TVA has requested oral arguments in the dispute with Haney, but no hearing has yet been scheduled.
TVA originally obtained a construction permit for Bellefonte in 1974 from the Atomic Energy Commission, the federal agency that regulated nuclear power before the creation of the NRC. In that application, TVA said it expected to finish the the first Belefonte reactor by 1979. But after years of delays and cost overruns, TVA suspended work on the Bellefonte plant in 1988 when the utility said the first reactor was nearly 90 percent complete and the second reactor was about half finished.
Although TVA extended its construction permits and considered other alternatives for the Bellefonte property, the federal utility finally declared the plant surplus three years ago and agreed to sell Bellefonte for only a fraction of the more than $6 billion TVA has poured into the complex over the the past 45 years.
TVA removed some of the equipment from Bellefonte and changing nuclear regulations would require major retrofits of the plant before it could generate power as a nuclear power plant. But TVA has maintained the plant and its construction permit in a deferred status.
Although TVA once projected it would cost at least $8 billion to finish one of the Bellefonte reactors, SNC has estimated the Unit 1 reactor at Bellefonte could be finished for about $3 billion and a second reactor could be completed a couple of years later for around $10 billion or so. The total cost of completing Bellefonte is projected to be only about half of what is projected for a similar size plant in Georgia.
Aided by more than $2 billion in production tax credits for new nuclear generation allocated for Bellefonte and the prospect of $5 billion or more in federal loan guarantees for the project, Haney claims he should be able to finish the reactors at a cost allowing him to deliver power as much as $500 million a year cheaper for electricity users.
But Haney, a former Chattanooga real estate developer who now lives in south Florida, has no previous experience owning or operating a nuclear plant. Haney has amassed a fortune over the past four decades buying, developing and leasing properties to TVA, the Internal Revenue Service and other government agencies and airports, along with hotels, office buildings and other developments.

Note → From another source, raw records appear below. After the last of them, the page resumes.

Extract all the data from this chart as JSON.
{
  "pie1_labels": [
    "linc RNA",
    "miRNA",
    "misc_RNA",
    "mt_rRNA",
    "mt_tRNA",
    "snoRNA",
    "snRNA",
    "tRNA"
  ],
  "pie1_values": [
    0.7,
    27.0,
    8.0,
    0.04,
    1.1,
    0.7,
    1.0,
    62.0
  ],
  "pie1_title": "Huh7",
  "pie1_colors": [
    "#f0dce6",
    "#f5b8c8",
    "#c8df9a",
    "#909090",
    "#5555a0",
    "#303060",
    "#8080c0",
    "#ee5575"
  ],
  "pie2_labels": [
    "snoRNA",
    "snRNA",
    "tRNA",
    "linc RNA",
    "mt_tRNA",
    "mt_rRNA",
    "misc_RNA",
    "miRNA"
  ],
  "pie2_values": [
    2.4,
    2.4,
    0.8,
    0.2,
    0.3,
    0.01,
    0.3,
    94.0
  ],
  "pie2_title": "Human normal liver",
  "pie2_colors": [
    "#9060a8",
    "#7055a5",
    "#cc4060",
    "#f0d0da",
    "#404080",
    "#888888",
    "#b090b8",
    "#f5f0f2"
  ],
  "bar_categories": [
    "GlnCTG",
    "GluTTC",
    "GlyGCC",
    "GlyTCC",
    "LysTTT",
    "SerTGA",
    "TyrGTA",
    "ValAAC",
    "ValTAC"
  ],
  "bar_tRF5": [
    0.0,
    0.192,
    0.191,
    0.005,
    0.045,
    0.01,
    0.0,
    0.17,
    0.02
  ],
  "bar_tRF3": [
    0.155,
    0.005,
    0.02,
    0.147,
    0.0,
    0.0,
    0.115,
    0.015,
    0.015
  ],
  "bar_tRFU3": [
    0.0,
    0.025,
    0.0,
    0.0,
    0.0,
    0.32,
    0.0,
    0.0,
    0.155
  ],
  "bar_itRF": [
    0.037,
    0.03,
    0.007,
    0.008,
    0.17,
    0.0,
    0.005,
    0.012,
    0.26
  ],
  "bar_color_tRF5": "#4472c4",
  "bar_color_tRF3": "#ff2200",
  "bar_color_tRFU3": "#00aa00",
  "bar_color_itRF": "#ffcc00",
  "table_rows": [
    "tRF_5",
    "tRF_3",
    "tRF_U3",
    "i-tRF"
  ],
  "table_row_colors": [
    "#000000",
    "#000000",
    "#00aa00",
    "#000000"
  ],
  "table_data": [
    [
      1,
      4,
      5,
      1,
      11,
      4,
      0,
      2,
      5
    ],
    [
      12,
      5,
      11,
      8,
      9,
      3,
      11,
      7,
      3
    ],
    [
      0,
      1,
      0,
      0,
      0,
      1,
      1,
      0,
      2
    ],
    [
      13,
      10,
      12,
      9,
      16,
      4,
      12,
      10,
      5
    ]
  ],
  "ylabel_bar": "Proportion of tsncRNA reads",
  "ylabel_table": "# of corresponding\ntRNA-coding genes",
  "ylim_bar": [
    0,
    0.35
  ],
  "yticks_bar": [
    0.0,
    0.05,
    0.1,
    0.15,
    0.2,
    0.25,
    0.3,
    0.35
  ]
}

Haney said he is assembling a team of top engineering, design and construction firms with experience in the nuclear power industry to finish building Bellefonte.
Haney, who contributed more than $1 million to President Trump's inaugural fund through a limited partnership known as HFNWA and once hired Haney's personal attorney Michael Cohen to help with the Bellefonte project, has applied for federal loan guarantees for Bellefonte. The U.S. Department of Energy is still considering Haney's loan application.
TVA mothballed Bellefonte and eventually gave up on finishing the plant because of a slowdown in power demand in TVA's 7-state region. TVA once planned to build 17 nuclear reactors but after finishing seven units at its Browns Ferry, Sequoyah and Watts Bar plants, TVA projects it will not need major base load power generation like what a nuclear plant produces any time in the next two decades.
Haney is more optimistic about the demand for power, although he has yet to identify who might buy the 2,400 megawatts of electricity that two Bellefonte reactors could produce. McCollum has met with TVA's biggest customer, Memphis Light, Gas and Electric, about potentially buying power generated by Bellefonte. MLGW is still studying the offer.
"For many years, I have been committed to the Tennessee Valley, having invested billions of dollars in a region that continues to outpace the rest of the country in terms of job creation and economic growth," Haney said in a statement last year when he met with contractors about finishing Bellefonte.